There isn’t much more important in choosing a church than whether the pastors preach the whole counsel of God. To the extent that we pastors jump on “hobby horses” that we keep coming back to, to the extent that we preach our favorite topics and leave out others, to the extent that we avoid difficult topics so as not to offend, we render ourselves guilty of the blood of those we’ve been called to serve. We are called to teach the whole counsel of God.

That’s why we did a series on Amos in the Fall. That’s why we preach through books of the Bible. That’s why we occasionally have one-off sermons on tricky issues. That’s why we field your questions at the end of services. In all of those ways, we are trying to make sure we do our best not to withhold from you anything that would be profitable.

One of my biggest prayers for this congregation is that we’d become a “whole counsel of God” congregation. When we’re immersed in the whole counsel of God, our answers to questions become more nuanced; we’re able to perceive dangers on both sides of an issue; we’re able to see through catchy clichés that only capture one side of a truth.

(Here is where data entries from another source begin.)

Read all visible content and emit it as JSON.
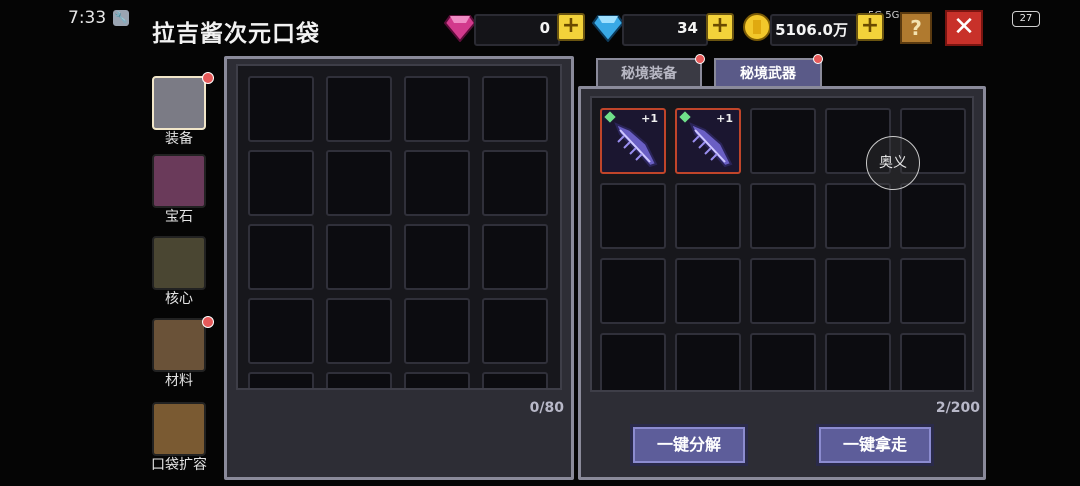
{
  "status_bar": {
    "time": "7:33",
    "battery": "27",
    "signal": "5G 5G"
  },
  "title": "拉吉酱次元口袋",
  "currencies": [
    {
      "icon": "pink-gem-icon",
      "value": "0"
    },
    {
      "icon": "blue-diamond-icon",
      "value": "34"
    },
    {
      "icon": "gold-coin-icon",
      "value": "5106.0万"
    }
  ],
  "header": {
    "help_icon": "?",
    "close_icon": "✕"
  },
  "sidebar": {
    "items": [
      {
        "label": "装备",
        "icon": "armor-icon",
        "active": true,
        "dot": true
      },
      {
        "label": "宝石",
        "icon": "crystal-icon",
        "active": false,
        "dot": false
      },
      {
        "label": "核心",
        "icon": "core-icon",
        "active": false,
        "dot": false
      },
      {
        "label": "材料",
        "icon": "book-icon",
        "active": false,
        "dot": true
      },
      {
        "label": "口袋扩容",
        "icon": "chest-icon",
        "active": false,
        "dot": false
      }
    ]
  },
  "left_panel": {
    "count": "0/80"
  },
  "right_panel": {
    "tabs": [
      {
        "label": "秘境装备",
        "active": false
      },
      {
        "label": "秘境武器",
        "active": true
      }
    ],
    "count": "2/200",
    "items": [
      {
        "name": "feather-weapon",
        "level": "+1"
      },
      {
        "name": "feather-weapon",
        "level": "+1"
      }
    ],
    "overlay_label": "奥义",
    "buttons": {
      "decompose": "一键分解",
      "take_all": "一键拿走"
    }
  }
}
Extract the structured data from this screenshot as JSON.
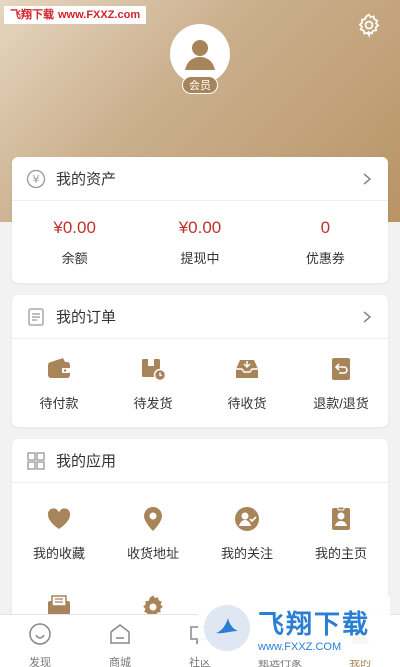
{
  "watermark": {
    "brand": "飞翔下载",
    "url": "www.FXXZ.com",
    "brand_large": "飞翔下载",
    "url_large": "www.FXXZ.COM"
  },
  "header": {
    "member_badge": "会员",
    "icons": {
      "settings": "gear-icon",
      "avatar": "user-avatar-icon"
    }
  },
  "colors": {
    "accent": "#a8845a",
    "price": "#c0312d",
    "header_gradient_start": "#e6d6c0",
    "header_gradient_end": "#b89466"
  },
  "assets": {
    "title": "我的资产",
    "icon": "yen-coin-icon",
    "items": [
      {
        "value": "¥0.00",
        "label": "余额"
      },
      {
        "value": "¥0.00",
        "label": "提现中"
      },
      {
        "value": "0",
        "label": "优惠券"
      }
    ]
  },
  "orders": {
    "title": "我的订单",
    "icon": "document-list-icon",
    "items": [
      {
        "label": "待付款",
        "icon": "wallet-icon"
      },
      {
        "label": "待发货",
        "icon": "package-clock-icon"
      },
      {
        "label": "待收货",
        "icon": "inbox-receive-icon"
      },
      {
        "label": "退款/退货",
        "icon": "return-icon"
      }
    ]
  },
  "apps": {
    "title": "我的应用",
    "icon": "grid-icon",
    "items": [
      {
        "label": "我的收藏",
        "icon": "heart-icon"
      },
      {
        "label": "收货地址",
        "icon": "location-pin-icon"
      },
      {
        "label": "我的关注",
        "icon": "follow-user-icon"
      },
      {
        "label": "我的主页",
        "icon": "profile-card-icon"
      },
      {
        "label": "",
        "icon": "mail-icon"
      },
      {
        "label": "",
        "icon": "gear-icon"
      }
    ]
  },
  "tabbar": [
    {
      "label": "发现",
      "icon": "discover-icon"
    },
    {
      "label": "商城",
      "icon": "shop-icon"
    },
    {
      "label": "社区",
      "icon": "community-icon"
    },
    {
      "label": "甄选行家",
      "icon": "expert-icon"
    },
    {
      "label": "我的",
      "icon": "me-icon",
      "active": true
    }
  ]
}
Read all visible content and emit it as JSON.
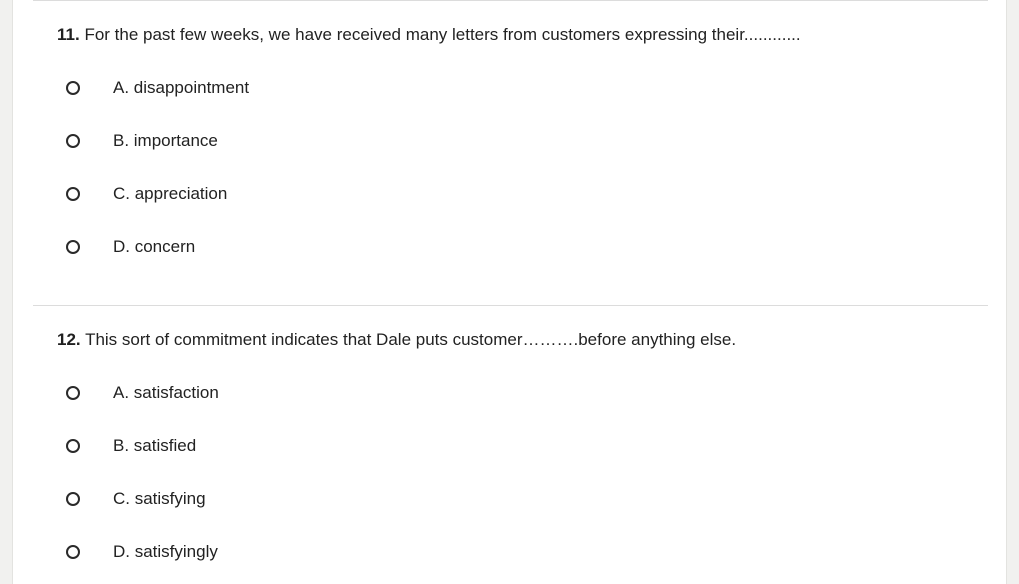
{
  "questions": [
    {
      "number": "11.",
      "text": "For the past few weeks, we have received many letters from customers expressing their............",
      "options": [
        {
          "label": "A. disappointment"
        },
        {
          "label": "B. importance"
        },
        {
          "label": "C. appreciation"
        },
        {
          "label": "D. concern"
        }
      ]
    },
    {
      "number": "12.",
      "text": "This sort of commitment indicates that Dale puts customer……….before anything else.",
      "options": [
        {
          "label": "A. satisfaction"
        },
        {
          "label": "B. satisfied"
        },
        {
          "label": "C. satisfying"
        },
        {
          "label": "D. satisfyingly"
        }
      ]
    }
  ],
  "icons": {
    "radio": "radio-unchecked-icon"
  },
  "colors": {
    "page_background": "#f1f1ef",
    "panel_background": "#ffffff",
    "text": "#222222",
    "divider": "#dcdcdc"
  }
}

4) (Acts 20:17, 28) It may have been surprising to some on Sunday to hear that the New Testament seems to use the terms “elder,” “overseer (bishop),” and “pastor (shepherd)” interchangeably to refer to the same office. Here is more on that:

Remember that verse 17 called these people the “elders” of the church at Ephesus that Paul had called to Miletus to meet with him. Then in verse 28, talking to these elders, Paul says the Holy Spirit has made them “overseers.” So that’s a second term for the same group. In other words, the Holy Spirit made the elders the overseers of the church.

And then continuing in verse 28, we have an unfortunate translation of the next verb – the ESV has “to care for.” Some of your translations do better – “in which the Holy Spirit has made you overseers, to shepherd the church of God.” That’s what this word “to care for” literally means – to “shepherd” or “pastor.”

So now we’ve got elders… being called overseers… and being told to shepherd or pastor the flock (the two English words “shepherd” and “pastor” are synonyms). This is one of two passages in the New Testament (the other is 1 Peter 5:1-2) that show pretty clearly that the New Testament regards elders, overseers, and pastors to be different names for the same office. In other words, there’s not a biblical distinction between elders and overseers and pastors – those are three different terms to describe the same person from different vantage points.

Who are these people today in a church like ours? They are our elders. It would be biblically appropriate for us to use all three terms for them today: it’s appropriate to call them elders because they’re mature in the faith. It’s appropriate to call them overseers because they watch over us and chart the course for where we’re headed. And it’s appropriate to call them pastors or shepherd-teachers (to use the term from Ephesians 4) because their primary job to shepherd us, the flock that’s under their care.

So why aren’t the terms “elder” and “pastor” interchangeable in many churches today? Since “pastor” is very rarely used as a noun in the New Testament, many churches have repurposed the term to refer to vocational leaders of the church (as differentiated from elders, most of whom are “lay” or volunteer ministers). So in churches like ours, the pastors are on full-time staff, but not every pastor is an elder, and we don’t often call our elders “pastors” to avoid confusion.

Youth Sunday Was a Success – Thank You!

On Sunday, we stated a goal to raise $2000 for our summer 2018 trips. When added to our pancake breakfast, our women’s event, and our already-pledged gifts, this $2000 would help us complete our $7000 fundraising goal.
We are pleased to report that $2016.76 was given on Sunday! Thank you SO much for helping us reach our goal!
We look forward to sharing stories with you of what God does on our students’ trips this summer.